Com o agradecimento devido, aqui transcrevo o que Henrique Manuel Bento Fialho escreveu no seu blog sobre o meu livro 'Açougue':
( ver link: http://universosdesfeitos-insonia.blogspot.pt/ )
«Ando há anos para escrever sobre Açougue, provavelmente desde 2008. Data desse ano a primeira edição, na colecção de livros vencedores do Prémio de Poesia Espiral Maior. Reeditado pela &etc em Junho de 2012, numa versão acrescentada, Açougue é um dos meus livros de poesia preferidos. Não é apenas um dos livros de Amadeu Baptista (n. 1953) que mais aprecio - poeta sobre quem António Cabrita já disse o que havia a dizer ( ver link: http://raposasasul.blogspot.pt/2013/06/mon-ami-amadeus.html) -, é mesmo um dos meus livros de poesia preferidos, porque nele encontro uma capacidade expressiva que transcende o nevoeiro sobre o qual paira a constelação de lamentos da contemporaneidade. O maior defeito que encontro em muita da poesia portuguesa contemporânea é, precisamente, não correr riscos, não procurar ir além da constelação de lamentos que ilumina a cabeça dos poetas com mais ou menos jeito para dançar.
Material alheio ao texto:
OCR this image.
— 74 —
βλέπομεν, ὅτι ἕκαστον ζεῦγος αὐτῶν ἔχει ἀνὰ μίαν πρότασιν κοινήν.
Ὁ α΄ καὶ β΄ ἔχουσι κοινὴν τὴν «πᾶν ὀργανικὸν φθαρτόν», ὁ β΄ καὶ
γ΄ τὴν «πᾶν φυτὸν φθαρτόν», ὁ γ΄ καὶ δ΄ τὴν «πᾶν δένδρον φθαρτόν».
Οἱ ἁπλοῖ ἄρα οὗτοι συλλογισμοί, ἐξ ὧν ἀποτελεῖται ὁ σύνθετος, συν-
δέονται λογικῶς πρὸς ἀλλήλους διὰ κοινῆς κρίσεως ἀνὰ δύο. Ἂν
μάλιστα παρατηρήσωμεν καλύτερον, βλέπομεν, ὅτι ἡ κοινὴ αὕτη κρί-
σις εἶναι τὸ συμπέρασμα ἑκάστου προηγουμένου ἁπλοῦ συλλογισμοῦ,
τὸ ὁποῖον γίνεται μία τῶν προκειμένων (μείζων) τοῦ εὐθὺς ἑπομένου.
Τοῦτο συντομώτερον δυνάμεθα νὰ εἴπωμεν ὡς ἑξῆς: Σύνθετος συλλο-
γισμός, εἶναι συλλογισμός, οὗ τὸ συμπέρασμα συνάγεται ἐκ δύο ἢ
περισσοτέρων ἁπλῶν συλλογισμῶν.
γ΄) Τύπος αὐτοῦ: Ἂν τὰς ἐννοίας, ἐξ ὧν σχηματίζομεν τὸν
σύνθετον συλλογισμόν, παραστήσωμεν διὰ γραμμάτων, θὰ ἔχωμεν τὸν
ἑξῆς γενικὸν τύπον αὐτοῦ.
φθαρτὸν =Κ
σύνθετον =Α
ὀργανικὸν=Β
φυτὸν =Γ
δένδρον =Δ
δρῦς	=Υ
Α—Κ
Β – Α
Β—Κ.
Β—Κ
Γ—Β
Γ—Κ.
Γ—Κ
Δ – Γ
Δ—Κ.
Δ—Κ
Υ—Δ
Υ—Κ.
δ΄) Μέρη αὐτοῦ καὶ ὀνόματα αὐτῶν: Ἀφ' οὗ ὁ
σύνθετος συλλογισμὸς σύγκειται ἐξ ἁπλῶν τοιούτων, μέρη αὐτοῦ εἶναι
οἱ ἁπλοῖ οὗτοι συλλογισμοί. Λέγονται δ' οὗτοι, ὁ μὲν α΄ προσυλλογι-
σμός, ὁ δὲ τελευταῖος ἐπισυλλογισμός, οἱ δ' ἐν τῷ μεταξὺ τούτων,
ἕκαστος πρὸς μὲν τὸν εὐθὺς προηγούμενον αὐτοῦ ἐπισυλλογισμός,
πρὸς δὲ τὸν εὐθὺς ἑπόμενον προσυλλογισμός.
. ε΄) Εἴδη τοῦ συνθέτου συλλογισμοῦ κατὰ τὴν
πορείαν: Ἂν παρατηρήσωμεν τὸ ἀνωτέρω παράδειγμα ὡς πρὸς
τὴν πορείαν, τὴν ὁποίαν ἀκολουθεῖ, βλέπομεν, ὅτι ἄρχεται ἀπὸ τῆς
Açougue, título fortíssimo, sobretudo para um conjunto de poemas explicitamente autobiográficos, é uma síntese violenta do comércio das carnes a que a vida nos sujeita. Vejamos: são, neste preciso instante, uma hora e cinco minutos da manhã do dia 28 de Agosto de 2013; nos jornais portugueses as notícias dão conta de cada vez mais alunos a abandonarem o ensino, com as universidades numa competição desenfreada por futuros doutores; o desemprego e a precariedade crescem; a Cinemateca está em risco de fechar, cúmulo de uma tragédia cultural que, de Norte a Sul, vem descaracterizando mais o país do que a especulação imobiliária conseguiu fazer à paisagem; há vários fogos acesos, mas nenhum me aquece o suficiente para que afaste esta lúgubre constatação de que, perante a morte de Elmore Leonard e tantas outras notícias, quem podia ler Leonard, ou quiçá Amadeu Baptista, prefere perder tempo a discutir as entrevistas da Judite de Sousa.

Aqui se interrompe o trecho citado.